October 9th, 2008 Film, Film Reviews, Xpress

If you’re a Hollywood watcher you might have heard director Kassovitz’s very public pillorying of 20th Century Fox for stripping all the cerebral elements out of his sci-fi story and leaving it a charred action movie hulk.

So you might be expecting a flashing neon, Fifth Element-like semi-comic romp with flying cars, a Blade Runner inspired like design sensibility and Vin Diesel in full aw-shucks mode.

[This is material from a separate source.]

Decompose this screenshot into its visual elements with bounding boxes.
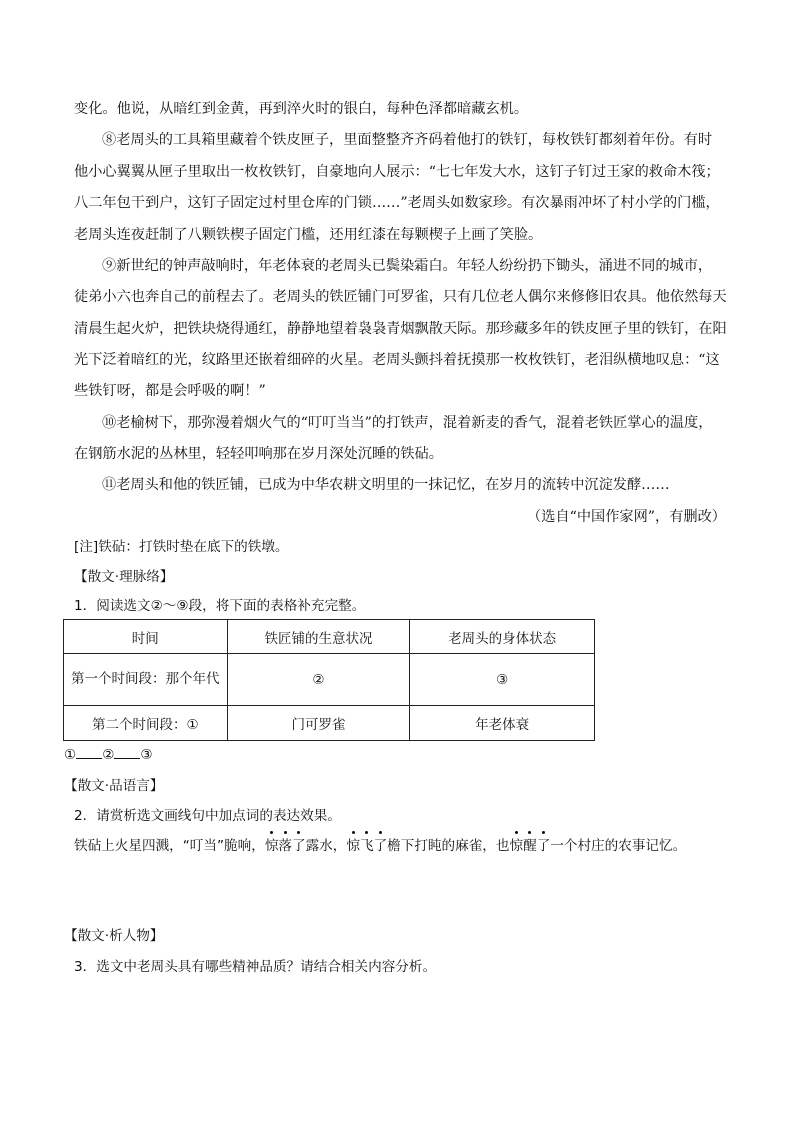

In fact Babylon AD’s far from it, and if you had no idea about Kassovitz’s complaints you might not see anything wrong for most of the film. Diesel is Toorop, a mercenary in a stereotypical far future where half of humanity lives in glowing cities and the other in sprawling, brutal shantytowns like his home outside Moscow. When local mobster (a ridiculous-looking Gerard Depardieu) offers him a chance to transport the mysterious and beautiful young Aurora (Thierry) to America where her secret will be revealed, he accepts.

Accompanied by the priestess (Yeoh) who shepherds the young woman from the secluded convent where they live, Toorop makes his way overland towards New York where the delivery will take place, but on the way he feels both women work his way into his formerly cold heart.

Until the final minute of the film, everything’s working fine — Babylon AD is full of blistering action that’s no sillier than any other film of the genre, a gritty aspect not often seen in science fiction and a slowly building conspiracy premise involving a charismatic high official (Rampling) and a cybernetic-assisted scientist who knows the truth about Aurora.

Then suddenly, the movie falls flat on its face. It feels as if there’s 30 or 40 minutes missing that contained the climactic battle, the secret to Aurora’s identity and the natural culmination of the story. Maybe Fox wrestled the final edit from Kassovitz and cobbled together a 60 second ending from a handful of footage, but there’s no climax, no resolution and no explanation, major characters simply disappearing to leave you wondering what you’re not being told.

Do yourself a favour — right after the big car chase, get up and leave. Pretend everything was resolved satisfactorily and Babylon AD might remain an imaginative and well-executed sci-fi actioner.